The frisk can include searching parts of their body for hidden objects while their clothing remains on.

Security-focused groups have praised stop and frisk for reducing crime in places like New York, for catching persons illegally crossing borders and for intercepting terrorists before they reach their targets.

Privacy rights advocates have condemned it as a thinly veiled racial profiling program that leads to police systematically abusing minorities who they have biases against, with no real corresponding security benefit.

One less discussed perspective on the current bill, noted by Hebrew University of Jerusalem Prof. Barak Medina is that it undoes 2005 reforms to standards for law enforcement’s searches of suspects, which were meant to bring the country more in line with other democracies.

As the Association for Civil Rights in Israel notes, the European Court for Human Rights already declared in 2010 a similar policy attempted by England to fight terrorism as unconstitutional discrimination and violations of privacy.

Outside of terrorism issues, the change is subtle, but meaningful.

Before, a policeman needed “probable cause” that someone he searches is illegally possessing a weapon. Now, a “reasonable suspicion” that someone he searches is about to commit “a violent crime against another” would be enough. Yet in areas declared in danger of terrorism, there would be essentially no standard limiting searches.

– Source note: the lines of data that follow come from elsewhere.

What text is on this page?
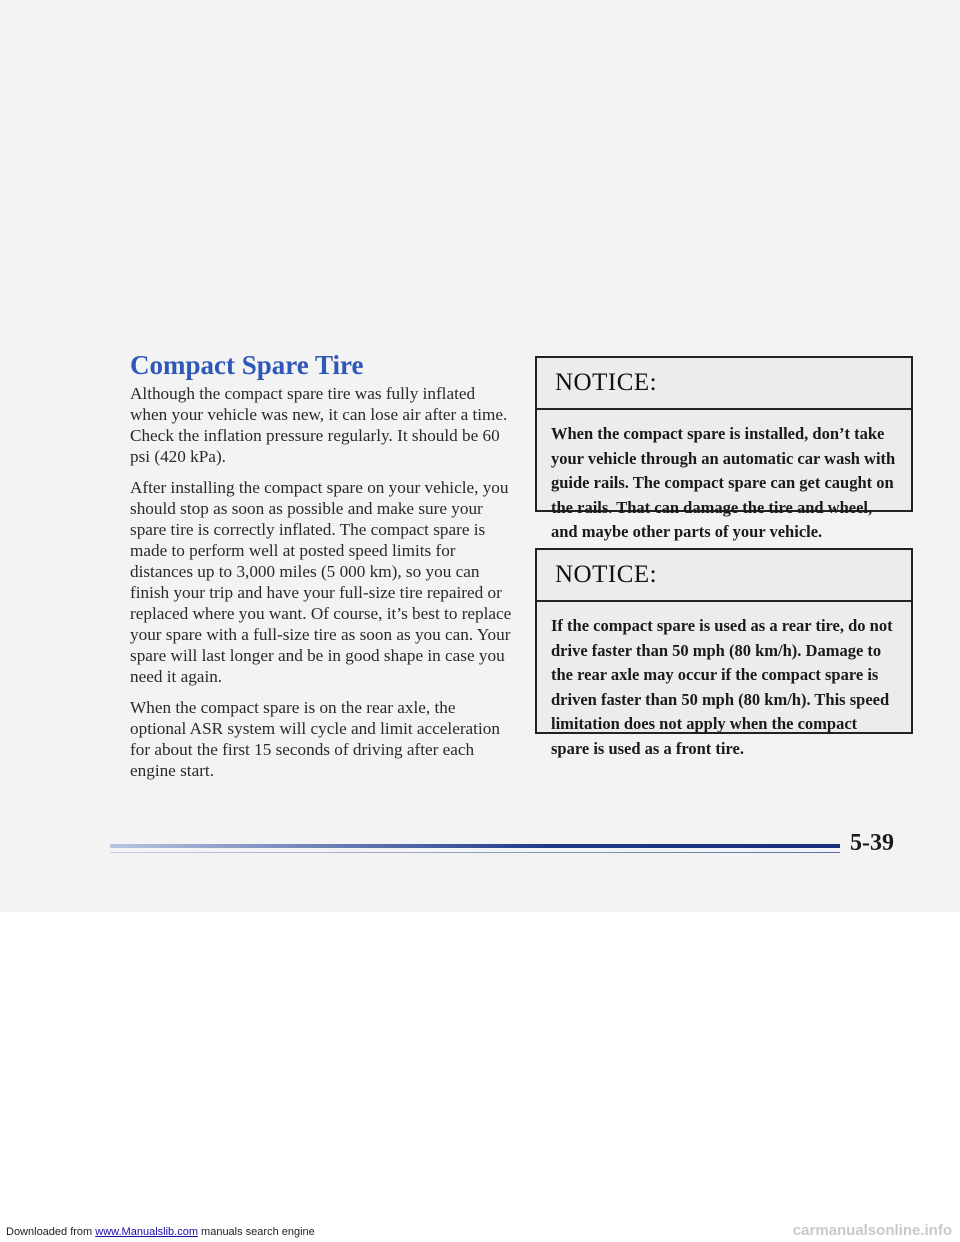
Compact Spare Tire

Although the compact spare tire was fully inflated when your vehicle was new, it can lose air after a time. Check the inflation pressure regularly. It should be 60 psi (420 kPa).

After installing the compact spare on your vehicle, you should stop as soon as possible and make sure your spare tire is correctly inflated. The compact spare is made to perform well at posted speed limits for distances up to 3,000 miles (5 000 km), so you can finish your trip and have your full-size tire repaired or replaced where you want. Of course, it’s best to replace your spare with a full-size tire as soon as you can. Your spare will last longer and be in good shape in case you need it again.

When the compact spare is on the rear axle, the optional ASR system will cycle and limit acceleration for about the first 15 seconds of driving after each engine start.

NOTICE:
When the compact spare is installed, don’t take your vehicle through an automatic car wash with guide rails. The compact spare can get caught on the rails. That can damage the tire and wheel, and maybe other parts of your vehicle.
NOTICE:
If the compact spare is used as a rear tire, do not drive faster than 50 mph (80 km/h). Damage to the rear axle may occur if the compact spare is driven faster than 50 mph (80 km/h). This speed limitation does not apply when the compact spare is used as a front tire.
5-39
Downloaded from www.Manualslib.com manuals search engine	carmanualsonline.info
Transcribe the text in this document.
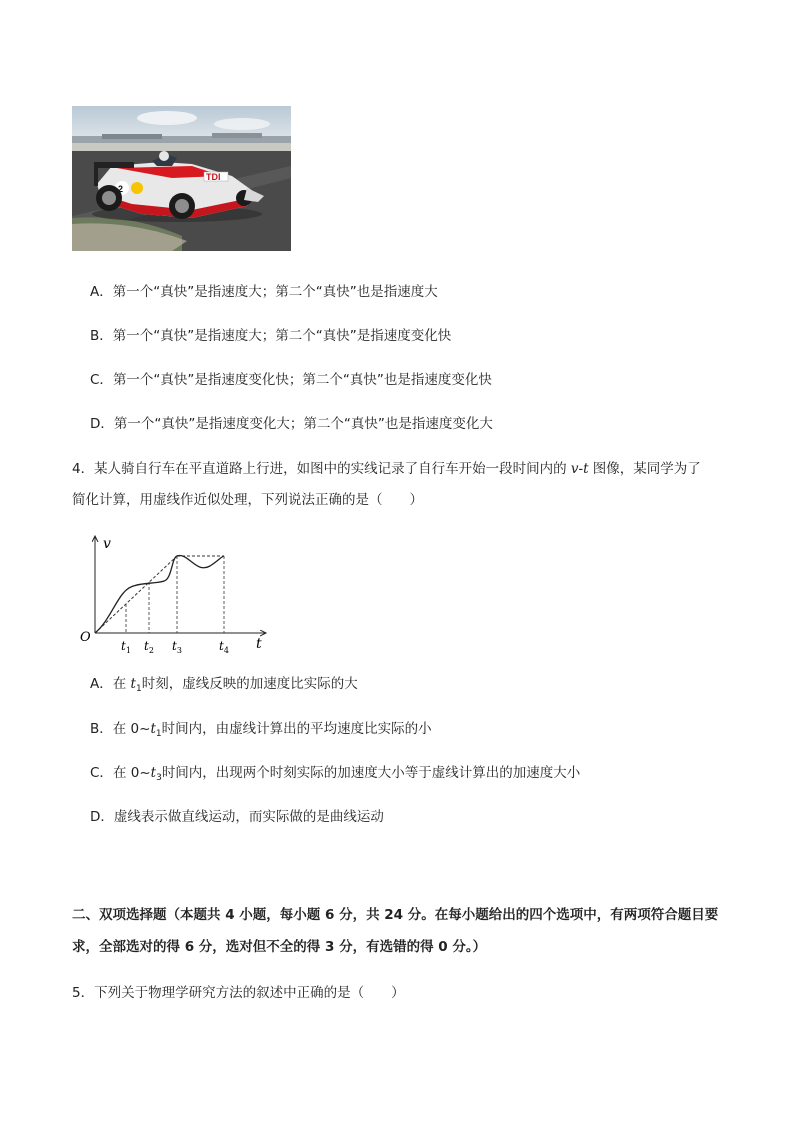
TDI
2
A．第一个“真快”是指速度大；第二个“真快”也是指速度大
B．第一个“真快”是指速度大；第二个“真快”是指速度变化快
C．第一个“真快”是指速度变化快；第二个“真快”也是指速度变化快
D．第一个“真快”是指速度变化大；第二个“真快”也是指速度变化大
4．某人骑自行车在平直道路上行进，如图中的实线记录了自行车开始一段时间内的 v-t 图像，某同学为了
简化计算，用虚线作近似处理，下列说法正确的是（　　）
v
t
O
$t_1$ $t_2$ $t_3$	$t_4$
A．在 $t_1$时刻，虚线反映的加速度比实际的大
B．在 $0\sim t_1$时间内，由虚线计算出的平均速度比实际的小
C．在 $0\sim t_3$时间内，出现两个时刻实际的加速度大小等于虚线计算出的加速度大小
D．虚线表示做直线运动，而实际做的是曲线运动
二、双项选择题（本题共 4 小题，每小题 6 分，共 24 分。在每小题给出的四个选项中，有两项符合题目要
求，全部选对的得 6 分，选对但不全的得 3 分，有选错的得 0 分。）
5．下列关于物理学研究方法的叙述中正确的是（　　）
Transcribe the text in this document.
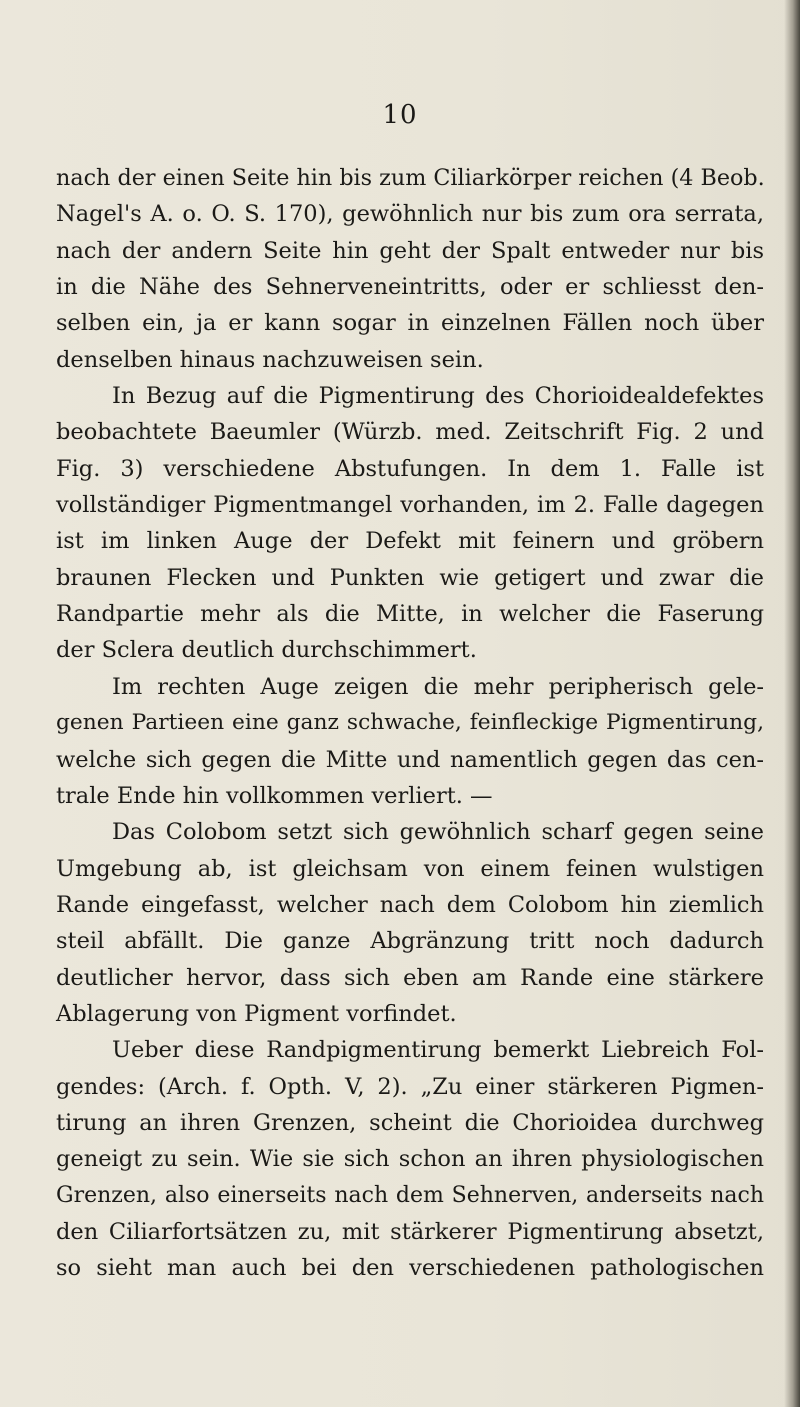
10
nach der einen Seite hin bis zum Ciliarkörper reichen (4 Beob.
Nagel's A. o. O. S. 170), gewöhnlich nur bis zum ora serrata,
nach der andern Seite hin geht der Spalt entweder nur bis
in die Nähe des Sehnerveneintritts, oder er schliesst den-
selben ein, ja er kann sogar in einzelnen Fällen noch über
denselben hinaus nachzuweisen sein.
In Bezug auf die Pigmentirung des Chorioidealdefektes
beobachtete Baeumler (Würzb. med. Zeitschrift Fig. 2 und
Fig. 3) verschiedene Abstufungen. In dem 1. Falle ist
vollständiger Pigmentmangel vorhanden, im 2. Falle dagegen
ist im linken Auge der Defekt mit feinern und gröbern
braunen Flecken und Punkten wie getigert und zwar die
Randpartie mehr als die Mitte, in welcher die Faserung
der Sclera deutlich durchschimmert.
Im rechten Auge zeigen die mehr peripherisch gele-
genen Partieen eine ganz schwache, feinfleckige Pigmentirung,
welche sich gegen die Mitte und namentlich gegen das cen-
trale Ende hin vollkommen verliert. —
Das Colobom setzt sich gewöhnlich scharf gegen seine
Umgebung ab, ist gleichsam von einem feinen wulstigen
Rande eingefasst, welcher nach dem Colobom hin ziemlich
steil abfällt. Die ganze Abgränzung tritt noch dadurch
deutlicher hervor, dass sich eben am Rande eine stärkere
Ablagerung von Pigment vorfindet.
Ueber diese Randpigmentirung bemerkt Liebreich Fol-
gendes: (Arch. f. Opth. V, 2). „Zu einer stärkeren Pigmen-
tirung an ihren Grenzen, scheint die Chorioidea durchweg
geneigt zu sein. Wie sie sich schon an ihren physiologischen
Grenzen, also einerseits nach dem Sehnerven, anderseits nach
den Ciliarfortsätzen zu, mit stärkerer Pigmentirung absetzt,
so sieht man auch bei den verschiedenen pathologischen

The bottom line is that the law’s intention is to legalize searches at a lower standard of suspicion, such that police could practically use racial profiling and other aggressive methods, which in the past have been declared unconstitutional to frisk people in danger areas.

In 2013, a major decision by New York federal court Judge Shira Scheindlin essentially sidelined a long-standing police stop and frisk policy and required a wide array of changes having found systematic discrimination against blacks and Latinos.

In September, after years of unsuccessfully battling the court decision, the New York police started issuing receipts to persons they searched as one of many controls (including standardizing of categories of facts justifying a search) on the policy.

Medina noted that the last major Israeli High Court decision on the issue came in 2012.

Part of that decision was throwing out a conviction against a man for illegal knife possession since the only basis that had existed for the policeman who frisked the defendant and found the knife on his person to search the defendant had been that he had a criminal record.

According to current law, such a search without some more substantial visible fact to go on, could only be legal if there is a record that the suspect is being sought for arrest, not merely that they have a past criminal record.

The new bill would likely blow through such limits and has no categorization or receipt controls to balance out the security versus privacy scale.

In fact, the only limits seem to be what area and for how long (no limit specified) higher law enforcement officials declare as special areas for police to have the new added discretion for stop and frisk.

All of this would seem to conflict with limits the High Court would likely set on police performing wide-ranging stop and frisk.

In a March ruling, the High Court walked a tightrope by pressing Ben-Gurion Airport to liberalize aspects of racial-profiling it was using for security checks, but declining to declare such profiling unconstitutional.

Here, there is no racial profiling on the face of the law, but courts in many countries have declared security policies discriminatory where the impact on the ground is discriminatory racial profiling and where the absence of limits on discretion for searches lends itself to discrimination.

One possible scenario is the court waits to give a major ruling on the issue until the current wave of violence dissipates, purging the law books of the new added discretion, but waiting to do so until the general public is less up in arms for greater security measures.

Another possibility is the court may throw out the part of the law expanding searches for clubs, while maintaining or requiring some controls for the law regarding terrorism.

If any of the above occurs, that would fit a pattern in Israel and elsewhere in which security temporarily overtakes privacy during tense times, but is eventually rolled back once the situation calms down.